CMS estimates that the net revenue impact of the final rule on all IRFs is to increase estimated payments by approximately 2.4 percent. However, CMS found that certain categories of IRF providers would be expected to experience revenue impacts in the 3 percent range. CMS estimates a 3.1 percent overall impact for 141 urban IRFs and 15 rural IRFs in the Middle Atlantic region, a 3.2 percent increase for 101 urban IRFs in the Pacific region, a 3.3 percent increase for 27 rural IRFs in the West North Central region, and a 4.4 percent increase for 4 rural IRFs in the Pacific region. As a result, CMS anticipates this final rule would have a net positive impact on a substantial number of small entities.

In addition, section 1102(b) of the Social Security Act requires CMS to prepare a regulatory impact analysis if a rule may have a significant impact on the operations of a substantial number of small rural hospitals. For purposes of section 1102(b) of the Act, CMS defines a small rural hospital as a hospital that is located outside of a Metropolitan Statistical Area and has fewer than 100 beds. CMS states that the rates and policies set forth in the final rule will not have an adverse impact on rural hospitals based on the data of the 165 rural units and 17 rural hospitals in CMS’s database of 1,142 IRFs for which data were available.

(iii) Agency actions relevant to sections 202-205 of the Unfunded Mandates Reform Act of 1995, 2 U.S.C. §§ 1532-1535

Section 202 of the Unfunded Mandates Reform Act of 1995 requires that agencies assess anticipated costs and benefits before issuing any rule whose mandates require the spending in any one year of $100 million in 1995 dollars, updated annually for inflation. In 2014, that threshold level is approximately $141 million. CMS determined that the final rule will not impose spending costs on state, local, or tribal governments, in the aggregate, or by the private sector, of greater than $141 million.

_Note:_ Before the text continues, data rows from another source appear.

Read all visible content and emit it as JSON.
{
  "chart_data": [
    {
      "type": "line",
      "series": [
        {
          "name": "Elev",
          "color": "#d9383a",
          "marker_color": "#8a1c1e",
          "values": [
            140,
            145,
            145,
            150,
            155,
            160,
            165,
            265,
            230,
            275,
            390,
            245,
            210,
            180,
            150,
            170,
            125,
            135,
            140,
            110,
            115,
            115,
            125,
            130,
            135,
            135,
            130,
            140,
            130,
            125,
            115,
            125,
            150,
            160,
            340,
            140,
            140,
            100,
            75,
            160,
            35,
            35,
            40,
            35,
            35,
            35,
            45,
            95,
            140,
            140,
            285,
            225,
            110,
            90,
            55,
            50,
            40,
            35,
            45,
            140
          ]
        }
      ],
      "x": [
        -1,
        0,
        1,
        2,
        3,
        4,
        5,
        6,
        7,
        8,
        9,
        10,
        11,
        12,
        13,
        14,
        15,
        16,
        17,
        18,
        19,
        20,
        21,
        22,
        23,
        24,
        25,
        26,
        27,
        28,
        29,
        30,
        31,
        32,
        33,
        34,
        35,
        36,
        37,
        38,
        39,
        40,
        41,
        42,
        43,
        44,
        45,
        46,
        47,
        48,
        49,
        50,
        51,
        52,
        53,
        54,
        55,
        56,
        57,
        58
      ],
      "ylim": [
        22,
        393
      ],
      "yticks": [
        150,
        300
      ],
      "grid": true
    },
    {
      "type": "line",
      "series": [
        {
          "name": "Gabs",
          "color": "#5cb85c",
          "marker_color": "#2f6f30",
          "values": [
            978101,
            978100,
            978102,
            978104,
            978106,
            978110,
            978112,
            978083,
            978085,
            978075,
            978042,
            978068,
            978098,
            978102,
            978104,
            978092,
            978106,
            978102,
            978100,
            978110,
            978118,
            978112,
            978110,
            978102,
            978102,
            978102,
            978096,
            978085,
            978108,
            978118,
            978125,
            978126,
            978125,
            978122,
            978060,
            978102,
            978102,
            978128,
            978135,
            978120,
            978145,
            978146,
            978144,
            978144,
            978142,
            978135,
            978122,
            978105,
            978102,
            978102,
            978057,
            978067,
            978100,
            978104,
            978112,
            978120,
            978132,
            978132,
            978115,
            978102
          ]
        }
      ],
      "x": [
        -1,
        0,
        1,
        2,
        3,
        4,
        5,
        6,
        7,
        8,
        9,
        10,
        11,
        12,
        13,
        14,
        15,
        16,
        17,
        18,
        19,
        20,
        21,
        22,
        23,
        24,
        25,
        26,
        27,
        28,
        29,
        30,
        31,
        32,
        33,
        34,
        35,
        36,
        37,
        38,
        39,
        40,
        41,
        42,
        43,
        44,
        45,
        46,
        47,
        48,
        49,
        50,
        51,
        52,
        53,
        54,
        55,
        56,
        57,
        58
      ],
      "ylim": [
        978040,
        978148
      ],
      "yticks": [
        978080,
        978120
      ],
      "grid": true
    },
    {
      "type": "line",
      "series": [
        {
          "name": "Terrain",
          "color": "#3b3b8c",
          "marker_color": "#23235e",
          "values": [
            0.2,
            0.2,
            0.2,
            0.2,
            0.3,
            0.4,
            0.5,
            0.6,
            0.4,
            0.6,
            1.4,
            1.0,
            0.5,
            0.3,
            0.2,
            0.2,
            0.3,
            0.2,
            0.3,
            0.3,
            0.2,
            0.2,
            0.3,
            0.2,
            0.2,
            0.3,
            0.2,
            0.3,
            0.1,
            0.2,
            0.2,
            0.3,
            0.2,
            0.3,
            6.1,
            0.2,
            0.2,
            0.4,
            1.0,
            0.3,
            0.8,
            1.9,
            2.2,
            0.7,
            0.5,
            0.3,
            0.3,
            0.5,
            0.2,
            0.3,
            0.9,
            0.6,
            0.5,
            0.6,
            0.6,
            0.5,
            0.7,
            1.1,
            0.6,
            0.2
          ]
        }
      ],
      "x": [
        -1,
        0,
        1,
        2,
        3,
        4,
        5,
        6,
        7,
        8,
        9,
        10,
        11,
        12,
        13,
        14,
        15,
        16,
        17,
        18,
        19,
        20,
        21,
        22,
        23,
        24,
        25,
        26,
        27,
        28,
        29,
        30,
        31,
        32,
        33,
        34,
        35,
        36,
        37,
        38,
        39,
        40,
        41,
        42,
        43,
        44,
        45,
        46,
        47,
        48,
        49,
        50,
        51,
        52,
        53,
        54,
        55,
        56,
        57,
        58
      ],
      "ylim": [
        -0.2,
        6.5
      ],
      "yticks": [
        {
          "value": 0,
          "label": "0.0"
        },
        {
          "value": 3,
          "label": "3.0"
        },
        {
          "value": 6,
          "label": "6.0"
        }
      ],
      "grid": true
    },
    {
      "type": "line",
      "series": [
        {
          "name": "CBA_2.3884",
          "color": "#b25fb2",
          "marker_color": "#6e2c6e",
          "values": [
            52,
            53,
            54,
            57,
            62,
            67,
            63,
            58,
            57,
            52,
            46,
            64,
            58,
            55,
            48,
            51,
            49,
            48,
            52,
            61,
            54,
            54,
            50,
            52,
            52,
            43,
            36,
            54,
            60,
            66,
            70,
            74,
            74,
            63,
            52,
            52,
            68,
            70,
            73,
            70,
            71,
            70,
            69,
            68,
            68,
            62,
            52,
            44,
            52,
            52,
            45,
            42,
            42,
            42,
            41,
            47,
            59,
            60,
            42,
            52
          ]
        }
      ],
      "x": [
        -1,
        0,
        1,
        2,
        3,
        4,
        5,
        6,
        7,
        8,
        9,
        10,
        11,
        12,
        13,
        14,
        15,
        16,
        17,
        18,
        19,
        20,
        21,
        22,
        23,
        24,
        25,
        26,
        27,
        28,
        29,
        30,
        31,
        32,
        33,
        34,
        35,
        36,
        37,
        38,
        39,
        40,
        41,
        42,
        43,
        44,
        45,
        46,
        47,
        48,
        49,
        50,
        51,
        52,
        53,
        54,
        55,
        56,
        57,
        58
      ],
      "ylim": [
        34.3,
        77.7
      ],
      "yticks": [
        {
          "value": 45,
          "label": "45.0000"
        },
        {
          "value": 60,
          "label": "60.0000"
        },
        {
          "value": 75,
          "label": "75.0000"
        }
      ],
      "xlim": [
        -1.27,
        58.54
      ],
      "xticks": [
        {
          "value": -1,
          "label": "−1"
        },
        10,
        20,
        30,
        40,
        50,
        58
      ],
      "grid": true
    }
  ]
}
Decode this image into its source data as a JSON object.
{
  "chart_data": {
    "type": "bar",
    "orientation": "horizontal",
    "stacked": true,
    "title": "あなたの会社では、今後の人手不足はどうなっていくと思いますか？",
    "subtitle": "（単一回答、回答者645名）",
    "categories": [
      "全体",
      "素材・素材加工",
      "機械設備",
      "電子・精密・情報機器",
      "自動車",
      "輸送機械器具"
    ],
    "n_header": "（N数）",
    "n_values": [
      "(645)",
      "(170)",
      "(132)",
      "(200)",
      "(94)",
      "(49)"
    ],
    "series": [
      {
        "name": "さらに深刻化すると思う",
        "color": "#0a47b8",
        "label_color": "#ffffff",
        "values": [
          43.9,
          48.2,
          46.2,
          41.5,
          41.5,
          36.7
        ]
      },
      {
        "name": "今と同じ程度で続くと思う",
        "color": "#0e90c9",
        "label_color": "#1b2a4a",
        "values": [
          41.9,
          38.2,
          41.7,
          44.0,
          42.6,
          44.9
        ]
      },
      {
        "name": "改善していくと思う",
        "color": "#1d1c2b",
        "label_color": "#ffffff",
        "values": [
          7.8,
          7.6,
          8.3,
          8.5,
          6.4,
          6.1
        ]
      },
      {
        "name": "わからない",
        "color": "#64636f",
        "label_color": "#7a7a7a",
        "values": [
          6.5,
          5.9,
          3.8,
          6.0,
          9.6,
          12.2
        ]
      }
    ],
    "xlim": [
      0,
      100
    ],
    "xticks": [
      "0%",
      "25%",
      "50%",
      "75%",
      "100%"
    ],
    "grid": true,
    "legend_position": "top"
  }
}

(iv) Other relevant information or requirements under acts and executive orders

Administrative Procedure Act, 5 U.S.C. §§ 551 et seq.

On May 7, 2014, CMS published a proposed rule. 79 Fed. Reg. 26,308. CMS received 66 timely comments from various trade associations, inpatient rehabilitation facilities, individual physicians, therapists, clinicians, health care industry organizations, law firms, and health care consulting firms. CMS responded to the comments in the final rule.

Paperwork Reduction Act (PRA), 44 U.S.C. §§ 3501-3520

CMS stated that the final rule does not impose any new information collection requirements. However, the final rule does make reference to associated information collection requirements, some of which have already received the Office of Management and Budget’s (OMB) approval.

Statutory authorization for the rule

CMS promulgated this rule under the authority section 1886(j)(7) of the Social Security Act, as added by section 3004(b) of the Patient Protection and Affordable Care Act, Pub. L. No. 111-152 (Mar. 30, 2010).

Executive Order No. 12,866 (Regulatory Planning and Review)

CMS determined that the final rule is an economically significant rule under the Executive Order and prepared a regulatory impact analysis in conjunction with the final rule. CMS also submitted the rule to OMB for review.

Executive Order No. 13,132 (Federalism)

CMS determined that the final rule will not have a substantial effect on state and local governments, preempt state law, or otherwise have federalism implications.